We'll revisit these Games as confirmation of Bolt's all-time greatness, but not as an expression of his fullest self.
At his best, Bolt made us question what was humanly possible. He didn't quite do that at these Games.
High standards, I know, but Bolt was the one who promised us a show.
Sanya Richards-Ross, United States
Tirunesh Dibaba, Ethiopia
Natalya Antyukh, Russia
Vivian Cheruiyot, Kenya
Dee Dee Trotter, United States
Allyson Felix, United States — 3 (All gold)
Shelly-Ann Fraser-Pryce, Jamaica — 3 (1 gold, 2 silver)
Carmelita Jeter, United States — 3 (1 gold, 1 silver, 1 bronze)
I present to you the single most underrated athletic feat of these London Games.
Allyson Felix won three sprinting gold medals at three distances—100 meters (relay), 200 meters and 400 meters (relay).
Since the establishment of the modern Olympic track program (i.e. the abolition of 60-meter sprints, 80-meter hurdles and the like), no sprinter has ever done that.
Felix's signature win came in the 200, her long-awaited first individual gold medal.
But her second-leg run in the 4x400-meter relay was easily her most impressive performance, and a powerful indicator of her once-in-a-generation talent.
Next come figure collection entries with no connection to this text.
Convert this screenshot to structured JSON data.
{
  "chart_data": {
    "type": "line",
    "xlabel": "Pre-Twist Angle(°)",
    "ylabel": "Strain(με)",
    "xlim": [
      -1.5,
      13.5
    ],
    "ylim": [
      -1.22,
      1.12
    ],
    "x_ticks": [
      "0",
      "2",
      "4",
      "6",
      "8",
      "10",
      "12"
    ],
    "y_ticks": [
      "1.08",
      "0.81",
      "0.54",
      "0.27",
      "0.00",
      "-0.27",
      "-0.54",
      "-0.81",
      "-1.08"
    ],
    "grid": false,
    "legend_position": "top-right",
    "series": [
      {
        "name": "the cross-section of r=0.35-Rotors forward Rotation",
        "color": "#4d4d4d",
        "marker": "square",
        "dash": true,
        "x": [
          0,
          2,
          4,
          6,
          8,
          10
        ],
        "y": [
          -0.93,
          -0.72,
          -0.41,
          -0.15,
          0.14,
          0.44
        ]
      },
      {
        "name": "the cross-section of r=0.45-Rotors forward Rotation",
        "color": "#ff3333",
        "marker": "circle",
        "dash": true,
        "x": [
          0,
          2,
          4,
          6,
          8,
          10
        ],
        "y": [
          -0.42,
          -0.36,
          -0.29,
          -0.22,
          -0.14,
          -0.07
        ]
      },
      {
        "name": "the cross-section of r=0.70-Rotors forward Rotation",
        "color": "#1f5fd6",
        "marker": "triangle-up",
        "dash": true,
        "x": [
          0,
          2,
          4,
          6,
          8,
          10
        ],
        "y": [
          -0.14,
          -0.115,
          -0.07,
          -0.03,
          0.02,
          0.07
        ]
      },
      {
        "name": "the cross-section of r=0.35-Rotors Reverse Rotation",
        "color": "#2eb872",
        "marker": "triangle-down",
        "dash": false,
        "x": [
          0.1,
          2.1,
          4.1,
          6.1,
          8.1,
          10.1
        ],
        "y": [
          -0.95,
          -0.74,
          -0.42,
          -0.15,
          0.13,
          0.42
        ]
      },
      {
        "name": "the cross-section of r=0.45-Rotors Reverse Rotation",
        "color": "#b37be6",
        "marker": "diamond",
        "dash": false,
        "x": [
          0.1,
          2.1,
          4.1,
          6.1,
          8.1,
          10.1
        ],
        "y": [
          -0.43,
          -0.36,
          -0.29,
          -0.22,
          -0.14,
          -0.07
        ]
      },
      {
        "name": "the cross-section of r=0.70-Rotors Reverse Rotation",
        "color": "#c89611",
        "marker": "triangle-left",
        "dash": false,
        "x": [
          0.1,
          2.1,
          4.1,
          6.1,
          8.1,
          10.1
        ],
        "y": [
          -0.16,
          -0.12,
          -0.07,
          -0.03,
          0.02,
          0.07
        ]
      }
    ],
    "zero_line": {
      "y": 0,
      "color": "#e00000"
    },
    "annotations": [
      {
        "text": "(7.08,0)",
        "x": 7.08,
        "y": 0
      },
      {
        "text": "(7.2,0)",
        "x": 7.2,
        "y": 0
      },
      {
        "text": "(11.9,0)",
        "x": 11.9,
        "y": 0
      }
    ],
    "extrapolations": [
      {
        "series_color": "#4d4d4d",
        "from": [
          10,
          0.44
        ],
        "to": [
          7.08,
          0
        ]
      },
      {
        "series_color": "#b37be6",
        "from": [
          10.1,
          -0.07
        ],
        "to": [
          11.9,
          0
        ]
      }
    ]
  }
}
Felix didn't even contest the 400 in London, but her relay split was almost two full seconds faster than Sanya Richards-Ross' winning time in the event final.
I understand that relay splits aren't equivalent to flat-start times, but still...two seconds?!?!?
Felix may never have the headline-baiting savvy of a media starlet, but she's always had Page 1 talent.
In London, she finally got to prove it.